La Belgique figure parmi les pays de la zone euro où l’inflation reste la plus élevée. Le pays affiche un taux annuel de 4,9 %, nettement au-dessus de la moyenne de la zone euro, estimée à 2,6 % en février 2025.
Seules la Slovaquie (5,2 %) et la Croatie (5,0 %) enregistrent des niveaux plus élevés. Cette situation inquiète les économistes et les ménages, car elle impacte directement le pouvoir d’achat et la compétitivité des entreprises.
Une inflation persistante alimentée par plusieurs facteurs
Avec un taux d’inflation annuel de 4,9 %, la Belgique se positionne troisième parmi les pays les plus touchés de la zone euro, juste derrière la Slovaquie et la Croatie, selon les dernières données d’Eurostat. À titre de comparaison, d’autres économies européennes affichent des niveaux bien plus modérés : l’Allemagne (2,7 %), la France (2,5 %), l’Espagne (2,9 %) ou encore les Pays-Bas (2,1 %). L’inflation sous-jacente, qui exclut les prix volatils de l’énergie et de l’alimentation, reste également élevée en Belgique, témoignant d’une augmentation générale des prix.

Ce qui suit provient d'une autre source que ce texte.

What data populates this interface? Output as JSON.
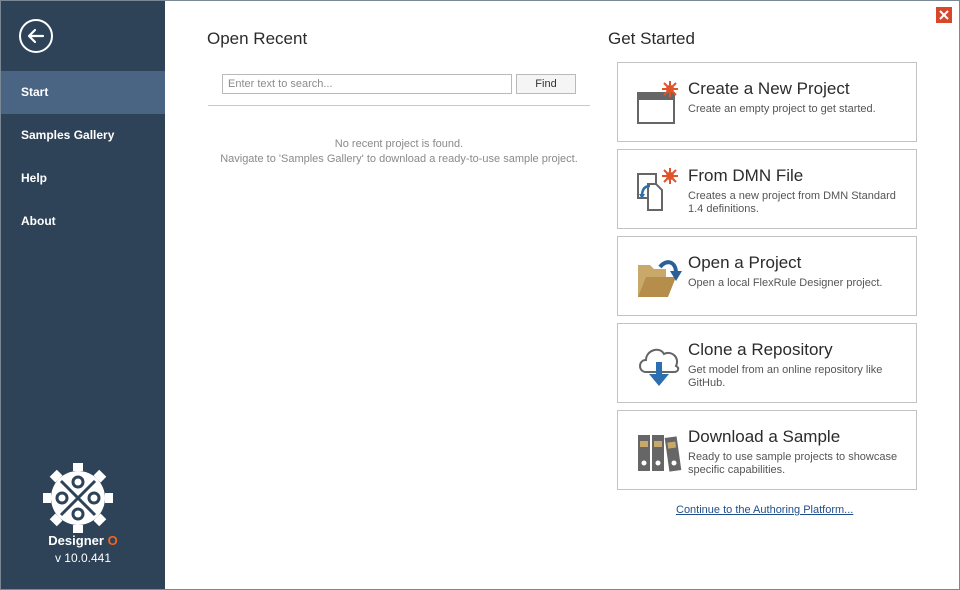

Parmi les causes principales de cette inflation, les prix de l’énergie continuent de jouer un rôle central. La Belgique, fortement dépendante des importations de gaz et d’électricité, subit de plein fouet les variations des marchés internationaux. Malgré une accalmie sur les cours du gaz, les coûts restent élevés, impactant les factures des ménages et les coûts de production des entreprises.
Un autre élément distinctif est l’indexation automatique des salaires en Belgique. Ce mécanisme ajuste les rémunérations en fonction du niveau de l’inflation, garantissant un pouvoir d’achat relativement stable aux travailleurs. Cependant, cette augmentation des salaires entraîne des charges supplémentaires pour les entreprises, qui répercutent ces coûts sur leurs prix de vente, entretenant ainsi la spirale inflationniste.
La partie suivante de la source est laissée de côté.